Solved – Is the MSE of a vector a scalar or a matrix?

biasleast squareslinearmsevariance

Suppose $Y = X\beta + \epsilon,$ where $Y$ is $n \times 1$, $X$ is $n \times p$, and $\beta$ is $p \times 1$, and $\epsilon$ is $n \times 1$ with mean 0 and variance $\sigma^2$. The OLS estimator of $\beta$ is $\hat{\beta} = (X^TX)^{-1}X^TY$. Let $\hat{Y} = X\hat{\beta}$, then $\hat{Y} = X(X^TX)^{-1}X^TY$.

My question is, what is the MSE of $\hat{Y}$? Is it

$\operatorname{MSE}(\hat{Y}) = \operatorname{E} \left [\left(\hat{Y}-X\beta\right)\left(\hat{Y}-X\beta\right)^T \right] $ or

$\operatorname{MSE}(\hat{Y}) = \operatorname{E} \left [\left(\hat{Y}-X\beta\right)^T\left(\hat{Y}-X\beta\right) \right]$?

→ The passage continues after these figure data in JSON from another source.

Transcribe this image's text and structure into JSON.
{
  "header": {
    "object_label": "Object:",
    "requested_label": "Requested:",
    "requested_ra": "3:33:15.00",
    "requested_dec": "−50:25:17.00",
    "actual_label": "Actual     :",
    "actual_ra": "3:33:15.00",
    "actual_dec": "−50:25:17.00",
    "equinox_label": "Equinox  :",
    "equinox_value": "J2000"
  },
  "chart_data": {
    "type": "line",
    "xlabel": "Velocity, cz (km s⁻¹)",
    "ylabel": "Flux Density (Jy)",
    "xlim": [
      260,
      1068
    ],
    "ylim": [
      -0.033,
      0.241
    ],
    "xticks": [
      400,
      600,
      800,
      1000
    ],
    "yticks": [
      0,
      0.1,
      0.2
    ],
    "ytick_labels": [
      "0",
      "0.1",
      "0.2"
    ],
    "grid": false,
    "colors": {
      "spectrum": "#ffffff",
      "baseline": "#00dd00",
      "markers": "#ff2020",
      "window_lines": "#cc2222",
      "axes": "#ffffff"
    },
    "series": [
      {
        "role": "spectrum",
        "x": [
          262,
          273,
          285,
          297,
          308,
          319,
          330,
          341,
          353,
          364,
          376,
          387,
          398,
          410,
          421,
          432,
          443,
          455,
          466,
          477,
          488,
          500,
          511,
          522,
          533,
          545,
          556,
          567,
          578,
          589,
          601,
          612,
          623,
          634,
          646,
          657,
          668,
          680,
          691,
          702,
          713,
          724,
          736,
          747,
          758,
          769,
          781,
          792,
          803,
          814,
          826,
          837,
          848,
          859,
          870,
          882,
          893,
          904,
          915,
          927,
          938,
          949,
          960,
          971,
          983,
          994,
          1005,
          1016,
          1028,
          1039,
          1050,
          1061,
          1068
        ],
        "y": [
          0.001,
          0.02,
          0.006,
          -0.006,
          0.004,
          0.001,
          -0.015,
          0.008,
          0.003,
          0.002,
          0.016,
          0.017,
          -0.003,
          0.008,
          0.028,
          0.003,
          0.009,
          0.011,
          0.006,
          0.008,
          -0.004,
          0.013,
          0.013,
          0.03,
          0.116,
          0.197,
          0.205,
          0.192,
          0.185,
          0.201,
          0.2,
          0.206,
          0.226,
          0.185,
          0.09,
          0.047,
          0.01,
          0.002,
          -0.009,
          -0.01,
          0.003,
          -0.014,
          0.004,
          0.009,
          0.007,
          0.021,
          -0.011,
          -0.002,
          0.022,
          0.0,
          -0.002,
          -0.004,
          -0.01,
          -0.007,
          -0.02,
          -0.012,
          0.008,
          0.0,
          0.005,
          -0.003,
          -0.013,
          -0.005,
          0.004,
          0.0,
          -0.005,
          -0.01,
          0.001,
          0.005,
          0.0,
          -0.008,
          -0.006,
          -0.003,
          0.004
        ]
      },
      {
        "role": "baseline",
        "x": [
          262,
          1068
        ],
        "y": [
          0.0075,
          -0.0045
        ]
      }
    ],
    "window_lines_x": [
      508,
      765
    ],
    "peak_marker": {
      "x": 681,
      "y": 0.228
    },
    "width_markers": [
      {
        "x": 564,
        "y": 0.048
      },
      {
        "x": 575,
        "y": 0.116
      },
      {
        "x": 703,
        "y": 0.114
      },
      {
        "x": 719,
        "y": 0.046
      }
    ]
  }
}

The former has dimension $n \times n$, and the latter has dimension $1 \times 1$.

Best Answer

The latter equation is closest to correct; $MSE$ is a scalar. (It is a little weird having $\hat{Y}$ inside the expectation since $\hat{Y}=X\hat\beta$.) That said, many people might ignore the expectation.

Therefore, it might be easier to remember that $MSE = \frac{RSS}{df}$ where RSS is the residual sum of squares $RSS=(Y-X\hat\beta)^T(Y-X\hat\beta)$

and the degrees of freedom is $df=n-p$.

Finally, one point of convention: We typically say there are $p$ covariates, not including the intercept. Thus the $X$ used in the model is typically $n\times (p+1)$. Hence we usually write that $df=n-p-1$.